This guide walks you through configuring a batch synchronization node to copy a single E-MapReduce (EMR) Hive table to MaxCompute — covering data source setup, network connectivity, node configuration, and scheduling.
Limitations
Syncing source data to MaxCompute external tables is not supported.
Prerequisites
Before you begin, make sure you have:
-
A Hive data source and a MaxCompute data source — see Data source configuration
-
Network connectivity between the resource group and the data source — see Network connectivity solutions
NoteIf you use a public endpoint to connect an exclusive resource group to EMR, configure the security group rules for the EMR cluster to allow inbound access from the elastic IP address (EIP) of the exclusive resource group. The inbound rules must open ports 10000, 9093, and 8020.
Step 1: Create a node and configure a task
For the general steps to create a node and use the Codeless UI, see Configure a task in the Codeless UI.
Step 2: Configure the data source and destination
Configure the data source (Hive)
Choose a read method
Two read methods are available. Choose based on whether you need row filtering or view support:
| HDFS | JDBC | |
|---|---|---|
| How it works | Hive Reader accesses Hive Metastore to get the table's HDFS file path, format, and delimiters, then reads directly from Hadoop Distributed File System (HDFS) files | Hive Reader connects to HiveServer2 via the Hive JDBC client and reads data using SQL |
| Performance | Higher | Lower — generates a MapReduce program |
| Conditional filtering (`where` clause) | Not supported | Supported |
| Reading views | Not supported | Supported |
| UI label | Read data from HDFS files. | Read data using Hive JDBC (supports conditional filtering). |
Use HDFS for maximum throughput when you don't need filtering. Use JDBC when you need to filter rows with a where clause or read from Hive views.
Key parameters
| Parameter | Description | Required |
|---|---|---|
| Hive Read Method | Select Read data from HDFS files. or Read data using Hive JDBC (supports conditional filtering). See the comparison table above. | Yes |
| Table | Select the Hive table to sync. The UI shows tables and schema from the development environment only. Make sure the table schema is identical in both development and production environments — if they differ, the task may fail in production with "table not found" or "column not found" errors. | Yes |
| Parquet schema | Required if the Hive table is stored in Parquet format. | Conditional |
Configure the data destination (MaxCompute)

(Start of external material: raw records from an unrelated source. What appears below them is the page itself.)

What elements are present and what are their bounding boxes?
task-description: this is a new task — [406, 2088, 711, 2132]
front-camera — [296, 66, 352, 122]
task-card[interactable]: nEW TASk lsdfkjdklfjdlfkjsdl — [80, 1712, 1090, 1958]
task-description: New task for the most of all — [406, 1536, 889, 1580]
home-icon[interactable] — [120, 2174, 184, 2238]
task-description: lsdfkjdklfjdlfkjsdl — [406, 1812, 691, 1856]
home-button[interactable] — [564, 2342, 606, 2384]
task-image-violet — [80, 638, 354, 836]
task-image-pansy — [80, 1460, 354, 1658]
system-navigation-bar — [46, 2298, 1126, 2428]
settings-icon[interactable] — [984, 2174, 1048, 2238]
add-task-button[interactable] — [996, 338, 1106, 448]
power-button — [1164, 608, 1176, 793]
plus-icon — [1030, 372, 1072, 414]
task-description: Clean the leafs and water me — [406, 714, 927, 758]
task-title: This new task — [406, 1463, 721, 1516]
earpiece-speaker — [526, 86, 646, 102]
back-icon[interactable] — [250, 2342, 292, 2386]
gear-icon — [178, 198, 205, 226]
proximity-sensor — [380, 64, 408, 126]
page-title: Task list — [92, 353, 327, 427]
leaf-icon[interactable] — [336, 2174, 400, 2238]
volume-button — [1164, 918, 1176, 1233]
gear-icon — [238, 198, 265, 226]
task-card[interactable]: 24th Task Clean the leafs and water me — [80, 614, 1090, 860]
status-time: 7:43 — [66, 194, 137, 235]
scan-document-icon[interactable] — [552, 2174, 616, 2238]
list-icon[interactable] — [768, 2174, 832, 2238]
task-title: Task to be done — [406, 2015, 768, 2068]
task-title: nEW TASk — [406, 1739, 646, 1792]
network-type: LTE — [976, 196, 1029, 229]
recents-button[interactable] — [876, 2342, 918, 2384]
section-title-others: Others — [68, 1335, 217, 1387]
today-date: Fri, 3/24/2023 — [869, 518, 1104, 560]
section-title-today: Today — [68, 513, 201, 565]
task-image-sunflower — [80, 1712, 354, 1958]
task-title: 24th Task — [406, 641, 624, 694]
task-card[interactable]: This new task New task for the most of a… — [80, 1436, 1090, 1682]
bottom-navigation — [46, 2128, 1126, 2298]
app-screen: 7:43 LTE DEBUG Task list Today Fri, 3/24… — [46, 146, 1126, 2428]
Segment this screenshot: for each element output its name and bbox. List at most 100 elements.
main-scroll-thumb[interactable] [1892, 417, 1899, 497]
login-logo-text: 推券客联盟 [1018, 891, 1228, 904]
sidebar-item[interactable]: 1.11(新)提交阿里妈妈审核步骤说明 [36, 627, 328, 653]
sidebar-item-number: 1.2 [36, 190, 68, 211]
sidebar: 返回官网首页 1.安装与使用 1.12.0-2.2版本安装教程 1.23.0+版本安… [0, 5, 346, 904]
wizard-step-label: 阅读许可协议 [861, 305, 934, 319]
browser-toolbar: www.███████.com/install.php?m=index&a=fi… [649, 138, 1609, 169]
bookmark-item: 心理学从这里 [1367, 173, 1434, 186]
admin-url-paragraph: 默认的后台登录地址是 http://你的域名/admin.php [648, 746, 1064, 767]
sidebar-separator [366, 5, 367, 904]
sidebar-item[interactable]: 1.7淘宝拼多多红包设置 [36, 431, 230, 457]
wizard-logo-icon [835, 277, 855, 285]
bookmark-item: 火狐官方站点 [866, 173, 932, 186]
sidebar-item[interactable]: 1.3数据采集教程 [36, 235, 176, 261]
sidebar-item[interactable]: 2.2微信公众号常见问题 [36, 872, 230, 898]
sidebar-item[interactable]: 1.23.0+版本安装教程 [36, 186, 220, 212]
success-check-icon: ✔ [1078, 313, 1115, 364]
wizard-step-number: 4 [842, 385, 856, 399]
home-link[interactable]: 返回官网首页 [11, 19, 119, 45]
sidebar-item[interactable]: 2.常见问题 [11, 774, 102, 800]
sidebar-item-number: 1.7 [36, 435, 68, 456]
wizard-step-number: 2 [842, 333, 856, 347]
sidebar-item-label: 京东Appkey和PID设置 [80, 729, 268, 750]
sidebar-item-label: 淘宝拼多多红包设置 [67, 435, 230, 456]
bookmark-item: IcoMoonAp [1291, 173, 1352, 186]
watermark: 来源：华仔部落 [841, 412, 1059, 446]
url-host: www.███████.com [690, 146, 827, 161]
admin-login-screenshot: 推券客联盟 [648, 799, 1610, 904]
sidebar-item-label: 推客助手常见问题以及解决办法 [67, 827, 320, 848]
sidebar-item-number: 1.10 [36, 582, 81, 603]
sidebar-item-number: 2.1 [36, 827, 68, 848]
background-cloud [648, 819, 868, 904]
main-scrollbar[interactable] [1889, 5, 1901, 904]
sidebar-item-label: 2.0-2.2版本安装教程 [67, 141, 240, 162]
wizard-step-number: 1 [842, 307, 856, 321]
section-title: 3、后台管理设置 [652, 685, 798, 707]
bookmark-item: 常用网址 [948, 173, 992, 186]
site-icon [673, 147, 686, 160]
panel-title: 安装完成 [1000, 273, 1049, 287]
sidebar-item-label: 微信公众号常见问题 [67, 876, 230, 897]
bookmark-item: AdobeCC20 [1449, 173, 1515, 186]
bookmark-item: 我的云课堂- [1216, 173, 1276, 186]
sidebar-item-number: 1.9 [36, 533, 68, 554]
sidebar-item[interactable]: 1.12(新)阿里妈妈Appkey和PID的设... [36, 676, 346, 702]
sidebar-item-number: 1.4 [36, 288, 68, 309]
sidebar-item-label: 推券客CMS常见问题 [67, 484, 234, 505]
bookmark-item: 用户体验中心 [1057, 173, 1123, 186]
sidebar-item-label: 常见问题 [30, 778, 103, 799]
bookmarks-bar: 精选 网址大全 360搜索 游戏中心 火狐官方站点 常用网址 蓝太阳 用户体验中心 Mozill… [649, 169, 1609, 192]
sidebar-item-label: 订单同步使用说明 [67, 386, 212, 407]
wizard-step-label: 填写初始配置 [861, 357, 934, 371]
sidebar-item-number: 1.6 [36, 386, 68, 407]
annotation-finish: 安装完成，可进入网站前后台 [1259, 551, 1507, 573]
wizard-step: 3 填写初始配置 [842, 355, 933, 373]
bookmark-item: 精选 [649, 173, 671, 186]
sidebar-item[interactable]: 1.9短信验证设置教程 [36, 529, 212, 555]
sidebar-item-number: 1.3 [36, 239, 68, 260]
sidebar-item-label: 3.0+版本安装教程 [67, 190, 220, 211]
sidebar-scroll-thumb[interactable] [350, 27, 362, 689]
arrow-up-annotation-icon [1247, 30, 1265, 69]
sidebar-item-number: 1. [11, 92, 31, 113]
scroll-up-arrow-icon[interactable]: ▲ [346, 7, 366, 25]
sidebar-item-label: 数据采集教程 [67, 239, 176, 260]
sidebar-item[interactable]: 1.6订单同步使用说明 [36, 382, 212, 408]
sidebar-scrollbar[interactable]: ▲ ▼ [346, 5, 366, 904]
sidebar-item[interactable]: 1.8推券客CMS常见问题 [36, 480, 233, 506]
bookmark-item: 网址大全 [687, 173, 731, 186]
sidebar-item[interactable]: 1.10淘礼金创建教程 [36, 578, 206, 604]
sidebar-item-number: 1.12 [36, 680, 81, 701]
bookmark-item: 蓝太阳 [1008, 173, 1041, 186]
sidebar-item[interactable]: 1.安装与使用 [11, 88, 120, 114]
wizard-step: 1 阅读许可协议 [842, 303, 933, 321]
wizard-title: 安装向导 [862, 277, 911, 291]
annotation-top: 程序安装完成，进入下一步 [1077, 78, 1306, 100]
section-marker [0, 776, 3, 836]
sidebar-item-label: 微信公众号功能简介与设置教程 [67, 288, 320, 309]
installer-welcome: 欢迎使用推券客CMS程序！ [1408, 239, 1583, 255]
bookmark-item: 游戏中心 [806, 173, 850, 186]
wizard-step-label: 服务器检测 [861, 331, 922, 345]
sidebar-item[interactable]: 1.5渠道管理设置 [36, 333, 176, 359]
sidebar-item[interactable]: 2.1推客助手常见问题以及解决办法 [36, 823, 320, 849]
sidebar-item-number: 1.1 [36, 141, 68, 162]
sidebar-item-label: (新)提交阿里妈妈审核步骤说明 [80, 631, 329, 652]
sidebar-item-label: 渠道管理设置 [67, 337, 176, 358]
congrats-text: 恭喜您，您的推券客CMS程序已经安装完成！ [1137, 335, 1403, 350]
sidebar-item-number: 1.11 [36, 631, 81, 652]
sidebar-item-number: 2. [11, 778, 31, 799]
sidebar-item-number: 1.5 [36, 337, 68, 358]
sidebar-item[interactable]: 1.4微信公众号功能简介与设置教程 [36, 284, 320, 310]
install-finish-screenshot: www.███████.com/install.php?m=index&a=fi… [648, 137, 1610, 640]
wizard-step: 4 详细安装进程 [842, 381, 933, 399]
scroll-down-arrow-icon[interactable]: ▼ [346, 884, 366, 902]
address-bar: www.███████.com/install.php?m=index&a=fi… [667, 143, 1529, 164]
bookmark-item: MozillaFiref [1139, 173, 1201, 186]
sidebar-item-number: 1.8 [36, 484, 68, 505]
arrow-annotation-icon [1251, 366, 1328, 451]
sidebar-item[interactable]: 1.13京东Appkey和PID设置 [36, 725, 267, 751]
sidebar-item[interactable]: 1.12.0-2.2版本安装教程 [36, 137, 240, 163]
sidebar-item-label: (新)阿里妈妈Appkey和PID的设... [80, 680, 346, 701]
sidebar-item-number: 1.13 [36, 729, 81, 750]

Parameters not listed in the following table can be left at their default values.
| Parameter | Description | Required |
|---|---|---|
| Tunnel Resource Group | The MaxCompute tunnel quota used for data transfer. Defaults to Public transport resources, the free quota provided by MaxCompute. If your exclusive tunnel quota becomes unavailable due to overdue payments or expiration, the task automatically switches to Public transport resources at runtime. | Yes |
| Table | Select the target MaxCompute table. In a standard DataWorks workspace, a table with the same name and a consistent schema must exist in both development and production environments. You can also click Generate Destination Table Schema to let the system create a table automatically — adjust the table creation statement as needed. | Yes |
| Partition Information | Required if the destination table is partitioned. Enter a fixed value (for example, ds=20220101) or a scheduling parameter (for example, ds=${bizdate}). The system substitutes scheduling parameters at runtime. |
Conditional |
| Write Method | Select overwrite to replace existing data or append to add to it. | Yes |
Watch for these common issues with the destination table:
-
If the table doesn't exist in the development environment, it won't appear in the destination table drop-down list.
-
If the table doesn't exist in the production environment, the sync task fails after publishing.
-
If the table schema differs between development and production, column mapping during scheduled runs may deviate from the configured mapping, causing incorrect data writes.
Step 3: Configure and validate the task
Field mapping: Use Map Fields with the Same Name or Map Fields in the Same Line to auto-map columns. If the field order or names differ between source and destination, adjust the mappings manually.
Channel control: Set Policy for Dirty Data Records to reject dirty data to protect data quality. Leave other parameters at their defaults initially.
Step 4: Debug the task
-
On the right side of the batch synchronization node configuration page, click Run Configuration. Set the Resource Group and Script Parameters for the debug run, then click Run in the top toolbar to verify the sync pipeline runs successfully.
-
Run a spot-check query against the destination table:
-
In the left-side navigation pane, click
, then click
to the right of Personal Directory to create a file with a .sqlextension. -
Run the following query and verify the results match expectations:
NoteTo query data this way, bind the destination MaxCompute project as a computing resource for DataWorks. On the right side of the
.sqlfile editing page, click Run Configuration, specify the Type, Computing Resources, and Resource Group, then click Run in the top toolbar.SELECT * FROM <your_maxcompute_destination_table> WHERE pt=<your_partition> LIMIT 20; -
Step 5: Schedule and publish the task
On the right side of the batch synchronization node, click Scheduling Settings. Configure the periodic run parameters as described in Scheduling configuration. Then click Publish in the top toolbar and follow the on-screen instructions to publish the task.